We’re also looking for speakers and sponsors, so get in touch if you’re interested.
Gregg, appreciate the Rails Camp mention (and there’ll be one in the UK in August, and likely one in California in May – details for both are still sketchy though), but it’s not a free event. It is, however, relatively cheap – generally around the $120 AUD mark ($84 USD).
There used to be a google calendar for this, check:
http://blog.jayfields.com/2008/01/rubyrails-conferences.html
.. can we revive this? Or what’s best way to collect and subscribe to those dates?
from Japan.
RubyKaigi 2009, Tokyo, July 17-19, Cost: ? http://rubykaigi.org/2009 (under construction)
It’s not a Ruby conference, but there will be a lot of Ruby-based content at the annual Emerging Technologies for the Enterprise Conference, set for March 26-27, right outside of Philadelphia. The annual event is also known as Philly Emerging Tech and ETE.

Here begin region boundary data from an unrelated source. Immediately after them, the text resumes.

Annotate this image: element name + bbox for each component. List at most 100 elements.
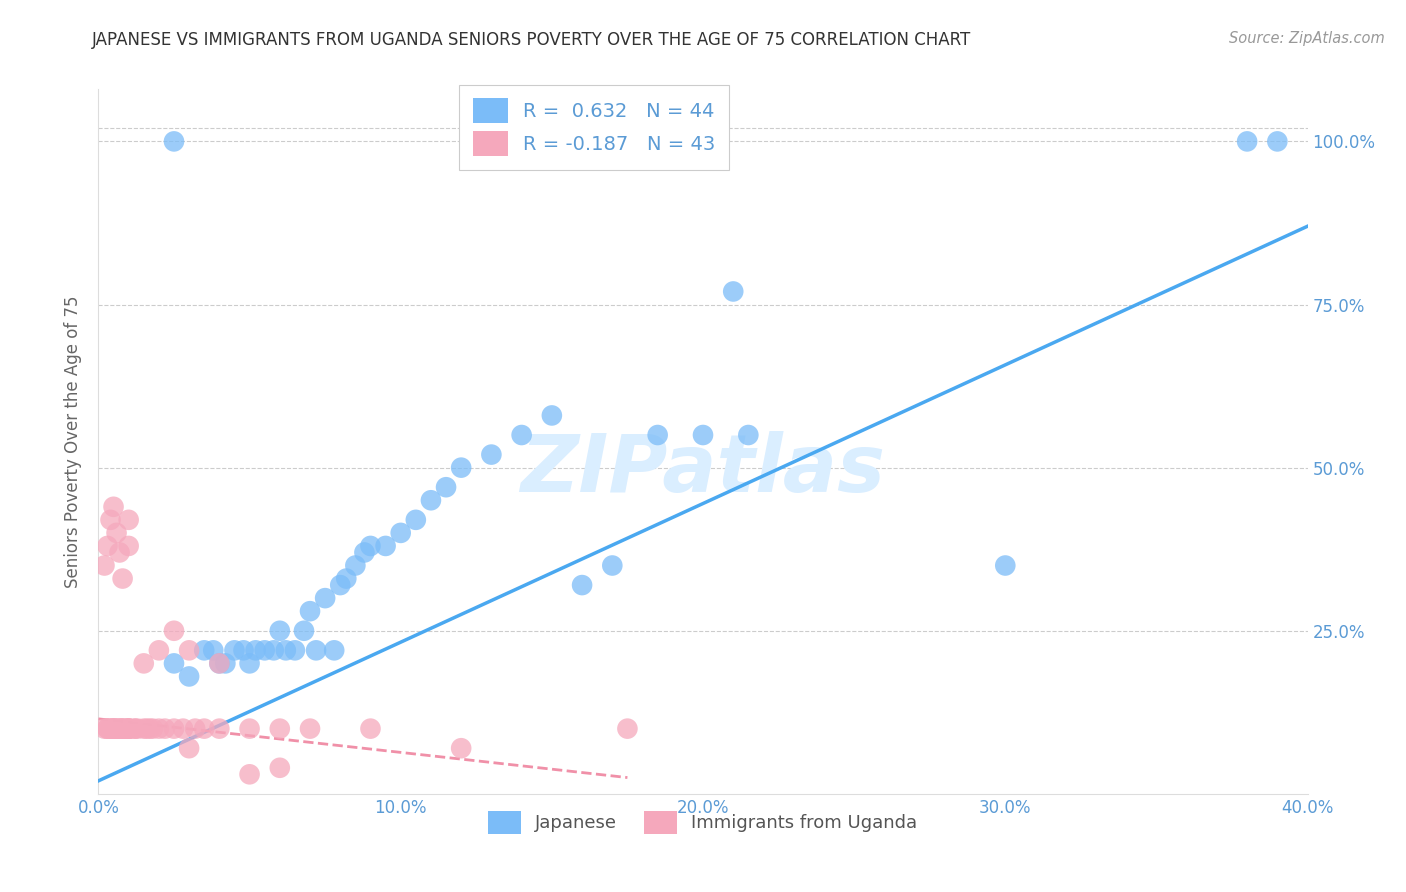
Text: JAPANESE VS IMMIGRANTS FROM UGANDA SENIORS POVERTY OVER THE AGE OF 75 CORRELATIO: JAPANESE VS IMMIGRANTS FROM UGANDA SENIO… — [91, 31, 970, 49]
Point — [360, 722, 382, 736]
Point — [108, 722, 131, 736]
Point — [124, 722, 146, 736]
Point — [299, 722, 322, 736]
Point — [571, 578, 593, 592]
Point — [692, 428, 714, 442]
Point — [153, 722, 176, 736]
Point — [108, 545, 131, 559]
Point — [93, 558, 115, 573]
Legend: Japanese, Immigrants from Uganda: Japanese, Immigrants from Uganda — [481, 804, 925, 841]
Point — [179, 669, 201, 683]
Point — [111, 722, 134, 736]
Point — [360, 539, 382, 553]
Point — [450, 741, 472, 756]
Point — [135, 722, 157, 736]
Y-axis label: Seniors Poverty Over the Age of 75: Seniors Poverty Over the Age of 75 — [65, 295, 83, 588]
Point — [103, 500, 125, 514]
Point — [269, 722, 291, 736]
Point — [723, 285, 745, 299]
Point — [142, 722, 165, 736]
Point — [616, 722, 638, 736]
Point — [105, 525, 128, 540]
Point — [163, 624, 186, 638]
Point — [299, 604, 322, 618]
Point — [118, 539, 141, 553]
Point — [510, 428, 533, 442]
Point — [353, 545, 375, 559]
Point — [239, 767, 262, 781]
Point — [292, 624, 315, 638]
Text: ZIPatlas: ZIPatlas — [520, 431, 886, 508]
Point — [114, 722, 136, 736]
Point — [214, 657, 236, 671]
Point — [450, 460, 472, 475]
Point — [100, 722, 122, 736]
Point — [103, 722, 125, 736]
Point — [118, 722, 141, 736]
Point — [96, 722, 118, 736]
Point — [139, 722, 162, 736]
Point — [540, 409, 562, 423]
Point — [994, 558, 1017, 573]
Point — [329, 578, 352, 592]
Point — [96, 539, 118, 553]
Point — [118, 722, 141, 736]
Point — [253, 643, 276, 657]
Point — [245, 643, 267, 657]
Point — [323, 643, 346, 657]
Point — [208, 722, 231, 736]
Point — [389, 525, 412, 540]
Point — [269, 761, 291, 775]
Point — [239, 722, 262, 736]
Point — [132, 722, 155, 736]
Point — [148, 643, 170, 657]
Point — [1267, 135, 1289, 149]
Point — [118, 722, 141, 736]
Point — [118, 722, 141, 736]
Point — [96, 722, 118, 736]
Point — [172, 722, 194, 736]
Point — [420, 493, 443, 508]
Point — [263, 643, 285, 657]
Point — [124, 722, 146, 736]
Text: Source: ZipAtlas.com: Source: ZipAtlas.com — [1229, 31, 1385, 46]
Point — [132, 657, 155, 671]
Point — [118, 722, 141, 736]
Point — [274, 643, 297, 657]
Point — [163, 135, 186, 149]
Point — [100, 722, 122, 736]
Point — [103, 722, 125, 736]
Point — [647, 428, 669, 442]
Point — [184, 722, 207, 736]
Point — [202, 643, 225, 657]
Point — [208, 657, 231, 671]
Point — [127, 722, 149, 736]
Point — [105, 722, 128, 736]
Point — [305, 643, 328, 657]
Point — [344, 558, 367, 573]
Point — [335, 572, 357, 586]
Point — [1236, 135, 1258, 149]
Point — [208, 657, 231, 671]
Point — [118, 513, 141, 527]
Point — [481, 448, 503, 462]
Point — [314, 591, 336, 606]
Point — [284, 643, 307, 657]
Point — [163, 657, 186, 671]
Point — [179, 741, 201, 756]
Point — [103, 722, 125, 736]
Point — [179, 643, 201, 657]
Point — [93, 722, 115, 736]
Point — [163, 722, 186, 736]
Point — [103, 722, 125, 736]
Point — [434, 480, 457, 494]
Point — [111, 722, 134, 736]
Point — [232, 643, 254, 657]
Point — [100, 513, 122, 527]
Point — [111, 722, 134, 736]
Point — [105, 722, 128, 736]
Point — [224, 643, 246, 657]
Point — [602, 558, 624, 573]
Point — [269, 624, 291, 638]
Point — [111, 572, 134, 586]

Rubyists on the speaker roster include:
—David Black, author of Ruby for Rails and The Well-Grounded Rubyist
—David Chelimsky, RSpec Lead Developer
—Corey Haines, of Pair Programming Tour (http:// programmingtour.blogspot.com/) and “How I Got Started in Programming” Interviews (http://geekstorycorp.blogspot.com/) fame
—Brian Marick, Agile Manifesto co-author; author of Everyday Scripting with Ruby
—Gregg Pollack and Jason Seifer, of the Rails Envy Podcast
—Nick Sieger, JRuby core team member
—Ezra Zygmuntowicz, creator of the Merb framework and co-founder of Engine Yard
The keynote speakers will be Andy Hunt, co-founder of The Pragmatic Programmers; Michael Tiemann, VP of Open Source Affairs for RedHat; and Jascha Franklin-Hodge (co-founder and CTO of Blue State Digital, the company that helped create and manage Barack Obama’s online social network).
Other speakers include jQuery creator John Resig; Bill Dudney, author of Core Animation for the iPhone and co-author of iPhone SDK Development; Ed Burnette, author of Hello, Android: Introducing Google’s Mobile Development Platform; Jeremy Sydik, author of Designing Accessible Web Sites.
If you register by February 15, you get the early bird rate of $240 per person. The early bird group rate is $180 per person (3 passes for the price of 4). After February 15, the cost is $290 per person, or $217 per person with the group discount.